S2MA3 Assignment #1

Statistics 2MA3 - Assignment #1

2001-01-21

Due: 2001-01-30 09:00

A. Probability Calculations

Do the following problems from Rosner, Fundamentals of Biostatistics, 5th Edition.

Problems 4.39 - 4.43 on p. 110
Problems 4.57 - 4.62 on p. 112
Problems 4.78 - 4.80 on p. 114
Problems 5.27 - 5.30 on p. 148

B. Exploratory Data Analysis

Your response to each question should be in the form of a report. Prepare the report in a word processor, integrating graphics and discussion.

1. Niagara River Pollution Case Study

Find the Niagara River Pollution Case Study archived at http://www.ssc.ca/Documents/Case%20Studies/1999/E-niagara.html. Extract the "PCB in Solids" readings at Fort Erie. Study the time sequence graphically, looking for the following features: trend, cyclic effects, change-points, autocorrelation. Are the "detection limits" a problem? Does a log transformation make the data easier to interpret?

2. Effect of exposure to lead on child development

The data set LEAD on the data disk accompanying Rosner, Fundamentals of Biostatistics, 5th Edition, is described in the file LEAD.DOC. I think the easiest way to import it into R is to open the Excel file LEAD.XLS, save the worksheet as an ASCII file, then import it with read.table().

I noticed two things to watch out for in this file: variable names with underscores (why is this a problem?), and the missing-value code. You could edit the variable names in Excel, changing Lead_type to Lead.type, etc., before importing into R. Although it isn't entirely clear in LEAD.DOC, the missing-value code is 99. You could use the argument na.string = "99" in read.table() to change it to NA throughout, but unfortunately some IQ scores equal 99 and they will get changed to NA. Instead, you could edit the missing value codes one variable at a time in R. For example, if you called the data frame lead, and want to change the missing-value code 99 to NA in the variable Hyperact, you could use

lead$Hyperact <- ifelse(lead$Hyperact == 99, NA, lead$Hyperact)

Note the use of == for a logical test of equality.
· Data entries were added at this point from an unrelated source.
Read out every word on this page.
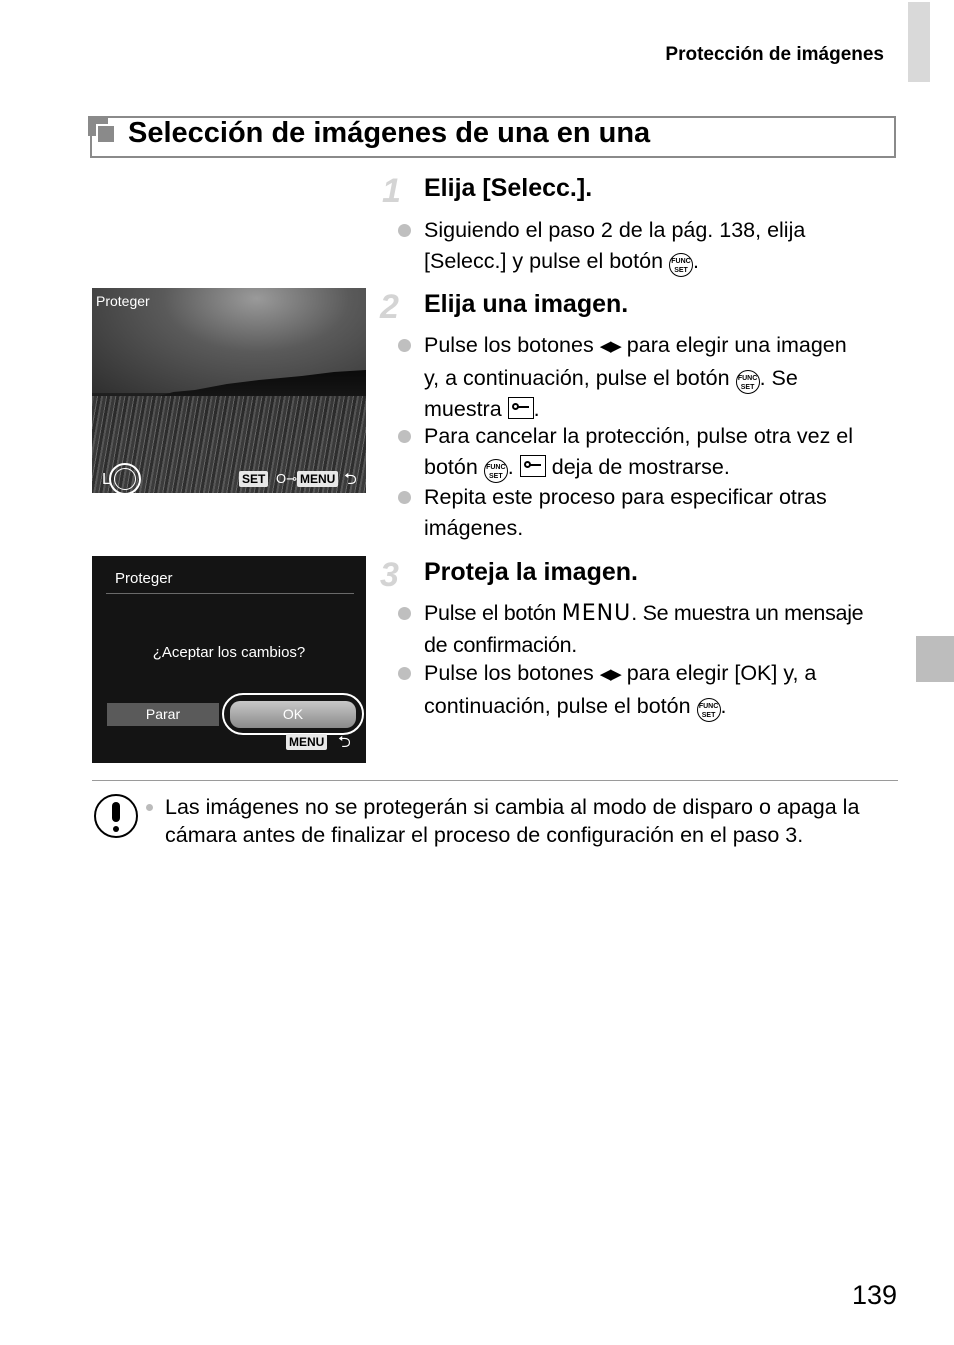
Protección de imágenes
Selección de imágenes de una en una
1 Elija [Selecc.].
Siguiendo el paso 2 de la pág. 138, elija
[Selecc.] y pulse el botón FUNC
SET .
Proteger
L	SET O⊸ MENU ⮌
2 Elija una imagen.
Pulse los botones ◀▶ para elegir una imagen
y, a continuación, pulse el botón FUNC
SET . Se
muestra .
Para cancelar la protección, pulse otra vez el
botón FUNC
SET . deja de mostrarse.
Repita este proceso para especificar otras
imágenes.
Proteger
¿Aceptar los cambios?
Parar	OK
MENU ⮌
3 Proteja la imagen.
Pulse el botón MENU. Se muestra un mensaje
de confirmación.
Pulse los botones ◀▶ para elegir [OK] y, a
continuación, pulse el botón FUNC
SET .
Las imágenes no se protegerán si cambia al modo de disparo o apaga la cámara antes de finalizar el proceso de configuración en el paso 3.
139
Note how conveniently R operates on the whole column in a single command.

Draw a comparative box plot to compare full-scale IQ between the control group, the currently exposed group and the previously exposed group. What can you conclude?

Draw a comparative box plot to compare full-scale IQ between those with no hyperactivity recorded (Hyperact == 0) and the others. What can you conclude?
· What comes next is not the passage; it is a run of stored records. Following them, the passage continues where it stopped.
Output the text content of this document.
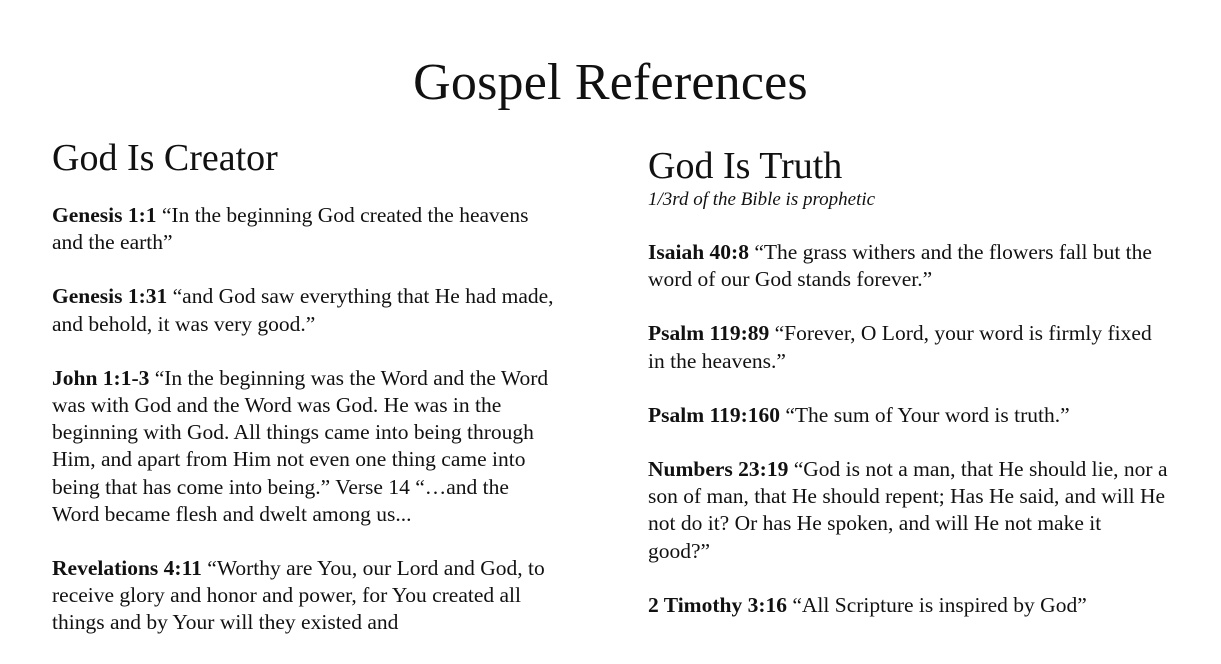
Gospel References
God Is Creator

Genesis 1:1 “In the beginning God created the heavens and the earth”

Genesis 1:31 “and God saw everything that He had made, and behold, it was very good.”

John 1:1-3 “In the beginning was the Word and the Word was with God and the Word was God. He was in the beginning with God. All things came into being through Him, and apart from Him not even one thing came into being that has come into being.” Verse 14 “…and the Word became flesh and dwelt among us...

Revelations 4:11 “Worthy are You, our Lord and God, to receive glory and honor and power, for You created all things and by Your will they existed and

God Is Truth
1/3rd of the Bible is prophetic

Isaiah 40:8 “The grass withers and the flowers fall but the word of our God stands forever.”

Psalm 119:89 “Forever, O Lord, your word is firmly fixed in the heavens.”

Psalm 119:160 “The sum of Your word is truth.”

Numbers 23:19 “God is not a man, that He should lie, nor a son of man, that He should repent; Has He said, and will He not do it? Or has He spoken, and will He not make it good?”

2 Timothy 3:16 “All Scripture is inspired by God”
3. Diet Record versus Food Frequency Questionnaire

The data set VALID is described in VALID.DOC and explained in more detail under "Nutrition" on p. 42 of the text.

For each of the four nutrition indicators (Saturated fat, Total fat, Alcohol consumption, Total calories), plot the Diet Record (DR) values against the Food Frequency Questionnaire (FFQ) values. Is FFQ a good substitute for DR?

For the DR values only, draw a pairs() plot of the four nutrition indicators. What does it show?

C. Simulation Exercises

Your response to each question should be in the form of a report. Prepare the report in a word processor, integrating graphics and discussion.

1. When do normal data look normal?

In Exercise #2 you drew histograms and density estimates for samples of different sizes from the standard normal distribution and the chi-square distribution on 1 degree of freedom. How large does the sample size have to be for the data to give a reliable indication of the shape of the underlying distribution?

2. The sampling distribution of the sample mean

Generate 200 samples, each with n = 4 independent observations, from the standard normal distribution, and compute the 200 sample means. Display the 200 sample means on a histogram and compute the mean, variance and standard deviation of this distribution. Repeat for another 200 samples, this time each with n = 100 independent observations. Explain how this illustrates Equation 5.10 on p. 135 of the text.

A clever way to do this in R is to generate 800 independent standard normal observations and arrange them in a matrix with 4 rows and 200 columns, then use apply() to compute the 200 column means. (The modification of the code to generate samples of size n = 100 is obvious.)

simdat <- matrix(rnorm(800), ncol = 200)
xbars <- apply(simdat, 2, mean)
hist(xbars)
mean(xbars)
var(xbars)
sqrt(var(xbars))

Generate 200 samples, each with n = 4 independent observations, from the chi-square distribution on 1 degree of freedom, and compute the 200 sample means. Display the 200 sample means on a histogram and compute the mean, variance and standard deviation of this distribution. Repeat for another 200 samples, this time each with n = 100 independent observations. Explain how this illustrates Equation 6.3 on p. 174 of the text.